La UE impulsa corredores energéticos desde el Caspio para reemplazar el gas ruso, con inteligencia artificial vigilando tuberías contra sabotajes. Suena a plan maestro: asegurar suministro y calmar precios. Pero el gas del Caspio no es más limpio ni más barato. Es más lejano, caro de transportar, pero políticamente correcto. La independencia energética no se logra cambiando de proveedor, sino con renovables y ahorro local.
IA para fugas, no para oligarcas: los límites del control digital 🤖
Los sistemas digitales prometen monitorizar fugas y mejorar la eficiencia de los gasoductos. Sensores inteligentes, análisis predictivo y drones autónomos detectarán grietas o sabotajes en tiempo real. Sin embargo, la tecnología no controla a los oligarcas del otro lado del grifo, ni fija el precio del gas en los mercados. La IA puede evitar una explosión, pero no impedirá que el coste del transporte desde el Caspio encarezca la factura. La eficiencia técnica no sustituye a la soberanía energética.

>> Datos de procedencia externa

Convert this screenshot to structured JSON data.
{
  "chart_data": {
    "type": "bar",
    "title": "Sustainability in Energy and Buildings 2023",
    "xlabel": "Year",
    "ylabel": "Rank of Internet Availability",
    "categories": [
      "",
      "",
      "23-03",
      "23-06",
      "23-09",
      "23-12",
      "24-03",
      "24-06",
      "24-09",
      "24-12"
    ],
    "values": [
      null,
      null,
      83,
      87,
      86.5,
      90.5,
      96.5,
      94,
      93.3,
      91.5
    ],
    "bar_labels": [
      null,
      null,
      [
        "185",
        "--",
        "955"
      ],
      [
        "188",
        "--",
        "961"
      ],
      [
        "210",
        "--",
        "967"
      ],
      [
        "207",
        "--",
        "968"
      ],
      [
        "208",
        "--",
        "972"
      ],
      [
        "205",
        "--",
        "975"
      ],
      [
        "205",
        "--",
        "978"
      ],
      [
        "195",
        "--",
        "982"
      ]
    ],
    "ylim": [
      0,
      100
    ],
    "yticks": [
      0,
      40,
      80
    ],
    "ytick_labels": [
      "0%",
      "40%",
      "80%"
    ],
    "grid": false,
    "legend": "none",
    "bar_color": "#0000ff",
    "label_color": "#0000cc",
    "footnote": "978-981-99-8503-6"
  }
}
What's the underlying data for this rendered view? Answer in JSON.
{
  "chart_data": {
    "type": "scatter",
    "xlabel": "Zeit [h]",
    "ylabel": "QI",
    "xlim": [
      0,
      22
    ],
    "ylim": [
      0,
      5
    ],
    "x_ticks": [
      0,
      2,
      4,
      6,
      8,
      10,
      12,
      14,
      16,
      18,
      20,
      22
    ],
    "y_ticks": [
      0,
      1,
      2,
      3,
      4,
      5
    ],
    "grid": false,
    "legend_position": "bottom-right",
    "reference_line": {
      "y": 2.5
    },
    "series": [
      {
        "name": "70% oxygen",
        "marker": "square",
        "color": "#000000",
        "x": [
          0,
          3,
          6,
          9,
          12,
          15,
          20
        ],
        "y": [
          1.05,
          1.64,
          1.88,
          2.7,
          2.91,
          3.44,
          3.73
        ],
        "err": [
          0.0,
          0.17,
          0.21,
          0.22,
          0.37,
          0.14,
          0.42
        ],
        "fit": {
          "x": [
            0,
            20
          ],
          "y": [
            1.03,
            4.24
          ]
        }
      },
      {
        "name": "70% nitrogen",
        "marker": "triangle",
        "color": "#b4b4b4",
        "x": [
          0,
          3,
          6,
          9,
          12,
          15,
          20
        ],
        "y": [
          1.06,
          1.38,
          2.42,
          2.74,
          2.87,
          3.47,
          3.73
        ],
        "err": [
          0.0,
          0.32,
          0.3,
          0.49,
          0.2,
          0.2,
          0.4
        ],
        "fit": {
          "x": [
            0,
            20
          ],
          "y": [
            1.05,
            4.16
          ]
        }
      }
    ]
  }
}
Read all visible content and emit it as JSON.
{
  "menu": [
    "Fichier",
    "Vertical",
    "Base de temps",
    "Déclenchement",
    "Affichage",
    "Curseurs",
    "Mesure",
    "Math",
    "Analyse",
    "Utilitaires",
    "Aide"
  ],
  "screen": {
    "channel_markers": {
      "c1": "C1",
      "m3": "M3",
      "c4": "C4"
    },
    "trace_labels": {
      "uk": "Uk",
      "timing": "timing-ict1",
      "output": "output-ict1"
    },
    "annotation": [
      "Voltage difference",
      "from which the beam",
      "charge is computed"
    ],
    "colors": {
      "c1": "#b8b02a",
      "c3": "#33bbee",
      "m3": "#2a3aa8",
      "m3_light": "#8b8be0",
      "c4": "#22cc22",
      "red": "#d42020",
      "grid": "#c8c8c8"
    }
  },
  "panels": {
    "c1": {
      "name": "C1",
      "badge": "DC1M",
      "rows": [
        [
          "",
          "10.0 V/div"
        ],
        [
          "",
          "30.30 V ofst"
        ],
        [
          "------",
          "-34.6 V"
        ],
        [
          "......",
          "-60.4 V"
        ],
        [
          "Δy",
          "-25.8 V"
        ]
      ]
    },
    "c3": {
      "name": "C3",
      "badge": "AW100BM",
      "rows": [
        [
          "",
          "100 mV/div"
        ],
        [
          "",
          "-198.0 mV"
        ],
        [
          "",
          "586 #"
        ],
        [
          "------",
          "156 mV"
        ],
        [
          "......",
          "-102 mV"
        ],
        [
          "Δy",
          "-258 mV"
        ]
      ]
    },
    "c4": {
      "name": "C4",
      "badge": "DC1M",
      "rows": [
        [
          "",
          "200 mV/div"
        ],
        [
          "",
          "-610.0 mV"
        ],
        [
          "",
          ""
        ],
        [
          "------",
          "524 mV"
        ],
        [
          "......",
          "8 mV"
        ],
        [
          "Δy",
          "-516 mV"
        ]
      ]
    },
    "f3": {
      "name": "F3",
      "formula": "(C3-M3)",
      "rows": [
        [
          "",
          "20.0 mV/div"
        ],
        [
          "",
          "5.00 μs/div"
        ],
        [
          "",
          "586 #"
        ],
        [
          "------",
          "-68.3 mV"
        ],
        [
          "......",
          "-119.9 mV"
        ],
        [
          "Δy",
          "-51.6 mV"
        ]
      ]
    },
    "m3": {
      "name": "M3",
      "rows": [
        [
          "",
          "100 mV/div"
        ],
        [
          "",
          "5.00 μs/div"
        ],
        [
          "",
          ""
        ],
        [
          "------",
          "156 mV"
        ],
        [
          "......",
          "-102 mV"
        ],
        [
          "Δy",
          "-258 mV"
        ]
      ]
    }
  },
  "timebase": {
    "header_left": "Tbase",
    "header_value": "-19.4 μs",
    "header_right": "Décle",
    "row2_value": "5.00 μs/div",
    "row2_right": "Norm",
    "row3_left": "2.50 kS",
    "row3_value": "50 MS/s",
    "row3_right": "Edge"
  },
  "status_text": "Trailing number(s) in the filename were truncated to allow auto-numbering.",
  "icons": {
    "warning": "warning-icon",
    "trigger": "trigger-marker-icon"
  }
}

Cambiar de dictador amable para seguir atados a la tubería 🔗
La solución es sencilla: en lugar de invertir en renovables, almacenamiento y ahorro en casa, Europa firma contratos con dictadores amables del Caspio. La IA vigilará las tuberías, pero no preguntará por qué seguimos dependiendo de gas lejano y caro. Es como cambiar de compañero de piso ruidoso por otro que ronca más fuerte, pero viste mejor. La independencia energética duele menos si la pagamos con un contrato lejano que con paneles solares en el tejado.